The mayor hoped that the declaration would help to fast-track help for the National Health Service (NHS), which he described as "on the cusp of being overwhelmed" and running out of beds.
Mayor of London Sadiq Khan speaks during a vigil at Guildhall Yard in London on Monday to remember the London Bridge stabbing victims and honor members of the emergency services and bystanders who fought the attacker. (AP)
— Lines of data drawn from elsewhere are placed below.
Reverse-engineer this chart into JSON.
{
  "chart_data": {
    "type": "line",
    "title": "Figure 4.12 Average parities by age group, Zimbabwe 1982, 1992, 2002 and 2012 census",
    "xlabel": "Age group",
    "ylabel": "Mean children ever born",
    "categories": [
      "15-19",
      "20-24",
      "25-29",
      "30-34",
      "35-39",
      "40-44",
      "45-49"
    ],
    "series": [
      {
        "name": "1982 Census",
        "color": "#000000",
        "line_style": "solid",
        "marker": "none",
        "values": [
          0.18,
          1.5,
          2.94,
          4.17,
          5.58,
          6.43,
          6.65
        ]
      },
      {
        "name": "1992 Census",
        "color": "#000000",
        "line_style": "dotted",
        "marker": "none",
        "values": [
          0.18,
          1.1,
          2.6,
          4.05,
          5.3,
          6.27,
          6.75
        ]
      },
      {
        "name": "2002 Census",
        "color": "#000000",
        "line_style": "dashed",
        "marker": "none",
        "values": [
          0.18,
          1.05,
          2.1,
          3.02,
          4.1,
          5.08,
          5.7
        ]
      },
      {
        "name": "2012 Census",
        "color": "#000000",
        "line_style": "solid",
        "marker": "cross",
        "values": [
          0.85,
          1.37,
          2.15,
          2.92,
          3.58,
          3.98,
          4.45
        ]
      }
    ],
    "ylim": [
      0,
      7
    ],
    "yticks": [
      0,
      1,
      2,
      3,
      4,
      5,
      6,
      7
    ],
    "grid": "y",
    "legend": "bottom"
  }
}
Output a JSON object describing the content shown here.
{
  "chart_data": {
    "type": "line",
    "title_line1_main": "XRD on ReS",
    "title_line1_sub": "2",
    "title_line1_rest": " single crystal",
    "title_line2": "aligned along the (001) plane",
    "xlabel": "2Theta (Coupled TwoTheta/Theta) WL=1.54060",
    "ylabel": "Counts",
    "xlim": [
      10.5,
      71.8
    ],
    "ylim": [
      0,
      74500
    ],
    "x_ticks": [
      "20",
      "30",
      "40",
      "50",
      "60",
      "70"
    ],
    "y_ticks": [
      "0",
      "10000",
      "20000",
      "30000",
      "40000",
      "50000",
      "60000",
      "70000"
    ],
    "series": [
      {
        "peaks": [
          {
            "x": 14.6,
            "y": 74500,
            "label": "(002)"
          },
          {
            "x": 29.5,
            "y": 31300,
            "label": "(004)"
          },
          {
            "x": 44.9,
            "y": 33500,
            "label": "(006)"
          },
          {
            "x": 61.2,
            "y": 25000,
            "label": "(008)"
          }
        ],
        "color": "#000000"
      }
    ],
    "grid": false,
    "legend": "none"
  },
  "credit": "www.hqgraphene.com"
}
"If we do not take immediate action now, our NHS could be overwhelmed and more people will die," Khan said in a statement. "Londoners continue to make huge sacrifices and I am today imploring them to please stay at home unless it is absolutely necessary for you to leave."
"Stay at home to protect yourself, your family, friends and other Londoners and to protect our NHS."
The declaration does not provide the mayor or authorities with additional powers, but it provides for easier coordination and ability to demand more help from Westminster, according to the Guardian.
More than anything, the move is seen as a symbolic one to make clear to London residents just how severe the situation in their city is.
Khan told BBC reporter Karl Mercer that the number of Londoners with COVID-19 is as high as 1 in 20 in some parts of London, while the Office for National Statistics lists the estimate at 1 in 30.
Khan also claimed that there are more than 7,000 people in hospital with COVID-19, which is a 35% increase over the previous peak.